We find that the evidence of constable Bracey was submitted in good faith and was sure of his evidence.  We find that the charge is proven beyond a reasonable doubt and we invite submissions as to penalty.

[13]     This set of facts can be contrasted with an example I posed in oral argument. What would the position be if the constable had apprehended a 16 year old girl, carrying an open can of Codys, but saying „no it‟s actually not bourbon and coke, I poured that out and simply filled it with coke because I wanted to appear to be drinking in front of my friends‟?  In my view that would be a completely different context and had the constable simply poured the contents out on the ground, and was not able to support his evidence with an admission from the girl that she had been drinking or by smelling alcohol on her breath etc., then there might well have been a reasonable doubt arising from the context and the evidence as to whether or not the contents of the can were alcohol.

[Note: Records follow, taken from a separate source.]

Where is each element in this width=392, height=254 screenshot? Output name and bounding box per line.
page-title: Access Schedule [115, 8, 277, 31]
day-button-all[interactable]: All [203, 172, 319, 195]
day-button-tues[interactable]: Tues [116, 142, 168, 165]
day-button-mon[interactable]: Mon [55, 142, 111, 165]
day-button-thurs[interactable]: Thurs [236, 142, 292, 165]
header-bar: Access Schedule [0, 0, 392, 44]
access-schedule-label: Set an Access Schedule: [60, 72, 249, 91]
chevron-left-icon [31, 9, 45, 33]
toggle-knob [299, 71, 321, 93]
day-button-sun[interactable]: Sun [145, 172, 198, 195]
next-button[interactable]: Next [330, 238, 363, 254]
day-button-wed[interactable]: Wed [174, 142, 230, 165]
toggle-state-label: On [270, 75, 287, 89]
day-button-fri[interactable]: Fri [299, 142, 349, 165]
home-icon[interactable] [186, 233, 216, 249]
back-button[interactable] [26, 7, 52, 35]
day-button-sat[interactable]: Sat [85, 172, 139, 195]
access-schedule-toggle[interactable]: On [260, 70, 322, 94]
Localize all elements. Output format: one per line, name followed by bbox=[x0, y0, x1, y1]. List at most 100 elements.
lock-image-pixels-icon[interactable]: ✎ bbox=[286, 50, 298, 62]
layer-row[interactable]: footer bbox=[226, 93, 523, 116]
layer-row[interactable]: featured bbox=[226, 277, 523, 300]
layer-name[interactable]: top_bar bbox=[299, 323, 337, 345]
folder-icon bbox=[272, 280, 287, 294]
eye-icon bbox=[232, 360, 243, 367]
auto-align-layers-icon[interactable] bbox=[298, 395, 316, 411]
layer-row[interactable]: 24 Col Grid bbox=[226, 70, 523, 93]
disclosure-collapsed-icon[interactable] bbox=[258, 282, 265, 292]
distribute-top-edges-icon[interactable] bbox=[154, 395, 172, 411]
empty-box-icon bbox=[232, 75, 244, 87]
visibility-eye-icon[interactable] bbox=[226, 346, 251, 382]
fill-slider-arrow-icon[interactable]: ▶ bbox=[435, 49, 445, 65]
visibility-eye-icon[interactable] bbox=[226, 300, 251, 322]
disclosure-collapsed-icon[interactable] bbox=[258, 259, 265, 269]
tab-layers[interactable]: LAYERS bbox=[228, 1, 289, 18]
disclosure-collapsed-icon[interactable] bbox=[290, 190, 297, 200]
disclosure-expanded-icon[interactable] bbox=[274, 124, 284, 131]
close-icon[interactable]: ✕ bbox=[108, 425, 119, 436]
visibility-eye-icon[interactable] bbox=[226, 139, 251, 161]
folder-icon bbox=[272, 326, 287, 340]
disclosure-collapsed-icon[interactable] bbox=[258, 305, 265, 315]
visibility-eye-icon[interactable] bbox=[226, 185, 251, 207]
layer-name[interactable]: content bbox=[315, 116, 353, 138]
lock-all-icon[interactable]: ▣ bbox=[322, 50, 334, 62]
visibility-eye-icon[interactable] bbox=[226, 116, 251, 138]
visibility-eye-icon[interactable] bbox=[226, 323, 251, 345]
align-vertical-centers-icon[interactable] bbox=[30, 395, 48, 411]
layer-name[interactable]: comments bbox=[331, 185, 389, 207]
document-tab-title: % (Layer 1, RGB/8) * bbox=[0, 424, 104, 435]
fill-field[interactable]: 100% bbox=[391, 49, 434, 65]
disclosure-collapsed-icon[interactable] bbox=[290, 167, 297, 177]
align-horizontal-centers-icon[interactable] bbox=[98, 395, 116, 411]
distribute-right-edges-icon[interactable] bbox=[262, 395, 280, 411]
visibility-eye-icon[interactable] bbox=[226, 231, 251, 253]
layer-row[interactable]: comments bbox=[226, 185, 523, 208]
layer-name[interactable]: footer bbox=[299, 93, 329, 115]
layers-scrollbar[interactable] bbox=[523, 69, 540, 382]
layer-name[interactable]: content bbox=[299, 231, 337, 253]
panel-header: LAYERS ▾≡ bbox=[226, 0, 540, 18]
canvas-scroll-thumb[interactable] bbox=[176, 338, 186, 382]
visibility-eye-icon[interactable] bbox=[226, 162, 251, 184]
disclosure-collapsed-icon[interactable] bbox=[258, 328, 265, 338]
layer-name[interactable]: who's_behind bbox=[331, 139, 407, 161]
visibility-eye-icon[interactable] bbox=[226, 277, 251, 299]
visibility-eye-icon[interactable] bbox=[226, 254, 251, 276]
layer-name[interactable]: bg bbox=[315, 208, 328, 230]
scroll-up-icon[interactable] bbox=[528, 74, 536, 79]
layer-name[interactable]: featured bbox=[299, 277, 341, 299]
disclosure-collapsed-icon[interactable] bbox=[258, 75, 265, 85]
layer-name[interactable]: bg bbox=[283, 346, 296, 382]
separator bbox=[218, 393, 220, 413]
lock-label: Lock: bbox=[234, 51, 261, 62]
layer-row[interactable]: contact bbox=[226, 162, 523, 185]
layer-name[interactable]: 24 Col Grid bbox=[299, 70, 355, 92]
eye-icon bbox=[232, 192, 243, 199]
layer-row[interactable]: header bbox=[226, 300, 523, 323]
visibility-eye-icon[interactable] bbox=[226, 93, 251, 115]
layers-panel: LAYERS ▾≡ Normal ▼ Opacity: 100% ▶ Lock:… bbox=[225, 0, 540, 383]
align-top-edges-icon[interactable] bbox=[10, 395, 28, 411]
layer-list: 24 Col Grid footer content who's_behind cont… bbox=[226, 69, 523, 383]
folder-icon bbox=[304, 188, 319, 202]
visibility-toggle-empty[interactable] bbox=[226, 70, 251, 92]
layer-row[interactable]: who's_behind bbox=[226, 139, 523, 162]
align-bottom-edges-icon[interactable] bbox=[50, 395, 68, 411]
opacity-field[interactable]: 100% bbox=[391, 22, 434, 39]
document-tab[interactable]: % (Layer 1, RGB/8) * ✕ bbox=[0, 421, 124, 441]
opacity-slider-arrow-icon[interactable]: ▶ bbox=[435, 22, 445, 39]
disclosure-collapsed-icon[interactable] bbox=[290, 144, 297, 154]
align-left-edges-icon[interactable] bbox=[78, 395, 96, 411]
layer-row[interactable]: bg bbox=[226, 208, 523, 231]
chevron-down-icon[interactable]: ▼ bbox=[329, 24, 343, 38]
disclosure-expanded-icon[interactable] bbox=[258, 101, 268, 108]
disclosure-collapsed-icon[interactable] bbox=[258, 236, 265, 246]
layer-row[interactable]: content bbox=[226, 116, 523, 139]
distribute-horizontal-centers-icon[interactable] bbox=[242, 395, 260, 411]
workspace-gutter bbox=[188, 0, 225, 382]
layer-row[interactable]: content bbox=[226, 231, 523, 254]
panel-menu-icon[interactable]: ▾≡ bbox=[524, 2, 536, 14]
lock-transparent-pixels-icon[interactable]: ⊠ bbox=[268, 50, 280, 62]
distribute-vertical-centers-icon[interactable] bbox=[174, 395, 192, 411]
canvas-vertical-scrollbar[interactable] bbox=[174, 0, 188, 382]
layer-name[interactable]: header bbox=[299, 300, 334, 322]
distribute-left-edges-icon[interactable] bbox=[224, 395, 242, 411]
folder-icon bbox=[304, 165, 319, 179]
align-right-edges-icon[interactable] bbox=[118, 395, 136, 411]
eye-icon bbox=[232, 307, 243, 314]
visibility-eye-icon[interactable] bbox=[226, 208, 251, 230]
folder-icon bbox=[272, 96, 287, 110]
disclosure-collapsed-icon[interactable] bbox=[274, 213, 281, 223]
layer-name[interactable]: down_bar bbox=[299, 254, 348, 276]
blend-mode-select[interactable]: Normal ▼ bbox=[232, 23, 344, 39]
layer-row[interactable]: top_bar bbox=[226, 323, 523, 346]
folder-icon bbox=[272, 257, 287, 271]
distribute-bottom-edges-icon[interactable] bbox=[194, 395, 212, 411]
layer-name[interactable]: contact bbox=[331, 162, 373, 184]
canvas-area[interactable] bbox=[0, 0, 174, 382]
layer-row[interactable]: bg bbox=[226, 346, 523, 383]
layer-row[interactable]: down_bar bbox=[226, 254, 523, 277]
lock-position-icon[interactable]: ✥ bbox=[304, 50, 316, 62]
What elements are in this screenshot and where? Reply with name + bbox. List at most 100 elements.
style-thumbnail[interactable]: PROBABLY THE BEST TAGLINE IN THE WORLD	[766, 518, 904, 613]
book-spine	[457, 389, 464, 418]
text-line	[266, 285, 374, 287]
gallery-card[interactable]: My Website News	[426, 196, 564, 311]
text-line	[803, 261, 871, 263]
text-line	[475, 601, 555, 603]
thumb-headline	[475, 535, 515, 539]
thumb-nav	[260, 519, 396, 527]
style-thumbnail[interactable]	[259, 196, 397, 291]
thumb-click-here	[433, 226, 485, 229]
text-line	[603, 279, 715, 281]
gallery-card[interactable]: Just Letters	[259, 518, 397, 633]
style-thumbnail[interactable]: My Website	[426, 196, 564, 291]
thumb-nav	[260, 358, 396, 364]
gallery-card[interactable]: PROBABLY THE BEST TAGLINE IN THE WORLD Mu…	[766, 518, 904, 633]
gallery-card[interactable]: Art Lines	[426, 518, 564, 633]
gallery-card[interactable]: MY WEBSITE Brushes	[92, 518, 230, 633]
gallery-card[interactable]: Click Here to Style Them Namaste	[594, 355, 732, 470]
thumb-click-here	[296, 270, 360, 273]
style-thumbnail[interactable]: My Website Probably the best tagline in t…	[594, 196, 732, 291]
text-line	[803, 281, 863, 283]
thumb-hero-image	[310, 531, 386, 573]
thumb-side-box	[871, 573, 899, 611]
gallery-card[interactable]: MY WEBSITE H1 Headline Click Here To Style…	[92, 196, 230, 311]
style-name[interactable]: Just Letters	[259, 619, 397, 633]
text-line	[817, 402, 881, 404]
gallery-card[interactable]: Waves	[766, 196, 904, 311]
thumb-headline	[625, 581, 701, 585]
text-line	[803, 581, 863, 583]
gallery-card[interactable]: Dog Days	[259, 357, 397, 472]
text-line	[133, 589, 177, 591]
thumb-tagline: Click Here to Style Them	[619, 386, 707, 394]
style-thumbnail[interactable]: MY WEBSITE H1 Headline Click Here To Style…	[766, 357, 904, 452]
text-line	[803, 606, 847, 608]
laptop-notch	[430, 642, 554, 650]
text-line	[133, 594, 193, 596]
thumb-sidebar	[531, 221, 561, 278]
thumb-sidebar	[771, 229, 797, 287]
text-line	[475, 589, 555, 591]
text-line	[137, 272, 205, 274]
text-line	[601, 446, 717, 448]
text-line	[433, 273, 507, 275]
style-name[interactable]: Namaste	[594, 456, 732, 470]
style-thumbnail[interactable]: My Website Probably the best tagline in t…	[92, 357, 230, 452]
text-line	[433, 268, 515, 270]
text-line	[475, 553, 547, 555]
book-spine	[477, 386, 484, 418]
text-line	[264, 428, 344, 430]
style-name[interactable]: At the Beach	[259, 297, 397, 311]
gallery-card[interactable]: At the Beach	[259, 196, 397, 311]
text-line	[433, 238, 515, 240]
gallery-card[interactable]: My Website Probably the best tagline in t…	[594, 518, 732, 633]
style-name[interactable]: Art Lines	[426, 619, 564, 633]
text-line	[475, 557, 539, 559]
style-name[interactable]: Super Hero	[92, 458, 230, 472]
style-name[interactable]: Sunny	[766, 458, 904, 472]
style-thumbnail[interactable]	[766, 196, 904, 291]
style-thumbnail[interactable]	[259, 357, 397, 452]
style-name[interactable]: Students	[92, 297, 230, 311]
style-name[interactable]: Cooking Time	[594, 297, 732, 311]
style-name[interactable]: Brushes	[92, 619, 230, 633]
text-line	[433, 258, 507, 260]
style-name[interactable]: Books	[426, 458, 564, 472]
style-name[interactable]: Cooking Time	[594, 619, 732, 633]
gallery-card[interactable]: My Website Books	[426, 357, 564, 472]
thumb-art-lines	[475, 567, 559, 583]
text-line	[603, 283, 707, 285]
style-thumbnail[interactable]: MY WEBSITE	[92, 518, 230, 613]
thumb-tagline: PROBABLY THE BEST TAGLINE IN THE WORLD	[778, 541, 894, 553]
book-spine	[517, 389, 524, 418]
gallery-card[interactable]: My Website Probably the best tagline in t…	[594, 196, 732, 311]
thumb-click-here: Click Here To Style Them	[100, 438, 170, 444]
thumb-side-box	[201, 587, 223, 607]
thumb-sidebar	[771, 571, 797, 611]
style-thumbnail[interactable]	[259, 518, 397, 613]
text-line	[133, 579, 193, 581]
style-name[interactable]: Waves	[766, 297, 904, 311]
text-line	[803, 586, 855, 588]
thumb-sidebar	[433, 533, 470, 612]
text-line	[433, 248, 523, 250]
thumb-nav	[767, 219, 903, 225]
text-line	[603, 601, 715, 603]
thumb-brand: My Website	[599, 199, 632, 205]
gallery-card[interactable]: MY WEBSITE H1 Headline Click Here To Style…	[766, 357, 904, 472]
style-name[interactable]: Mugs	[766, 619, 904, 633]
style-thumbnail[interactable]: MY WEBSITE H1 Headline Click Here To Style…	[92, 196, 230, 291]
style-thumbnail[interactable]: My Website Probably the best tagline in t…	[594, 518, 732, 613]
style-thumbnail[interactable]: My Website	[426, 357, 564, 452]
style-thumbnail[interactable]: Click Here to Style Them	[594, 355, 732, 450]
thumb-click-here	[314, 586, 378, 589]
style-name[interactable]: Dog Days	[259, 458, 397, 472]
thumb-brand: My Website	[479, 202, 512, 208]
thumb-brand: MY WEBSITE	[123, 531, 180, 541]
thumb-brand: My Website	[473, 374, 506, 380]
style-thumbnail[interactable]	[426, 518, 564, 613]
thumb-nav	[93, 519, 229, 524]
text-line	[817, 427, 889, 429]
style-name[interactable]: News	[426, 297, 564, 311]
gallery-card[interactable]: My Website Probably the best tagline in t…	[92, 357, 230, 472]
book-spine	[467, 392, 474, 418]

[14]     In my view, the reasoning of the Justices of the Peace is immaculate.  It has persuaded me that they were correct in finding it was proved beyond reasonable doubt that Mr Moki had been drinking alcohol in a banned area.

[15]     There  was  some  discussion  between  the  Court  and  counsel  as  to  the significance of the Attorney-General‟s submissions to the Law Commission on this subject as that included some discussion of reverse onus of proof.  My analysis of the situation is this.  Where Parliament seeks to impose specific rules going to the discharge of the burden of proof beyond reasonable doubt, such as are found in the Sale of Liquor Act imposing on the defendant an obligation to raise in writing a

challenge, then Parliament can, as it were, manufacture a Bill of Rights problem and in that sense perhaps, depending on the section, reverse the onus of proof.   But, where Parliament leaves the question of onus of proof with the Judges applying common  law  principles,  these  issues  do  not  arise.    The  proper  understanding therefore  of  the Attorney-General‟s  submissions  was  that  they were  against  the proposed content of the Alcohol Reform Bill and are irrelevant to the law as it is now.   It is not the function of this Court to anticipate law reform.   Quite to the contrary.  It is an obligation on the prosecutor and an entitlement to the defendant to be tried on the law as it is at the time of the incident against which the person is being charged.

[16]     For these reasons the appeal is dismissed, but I do thank counsel for the quality of the submissions that have been advanced and which has enabled me to deliver an oral judgment today.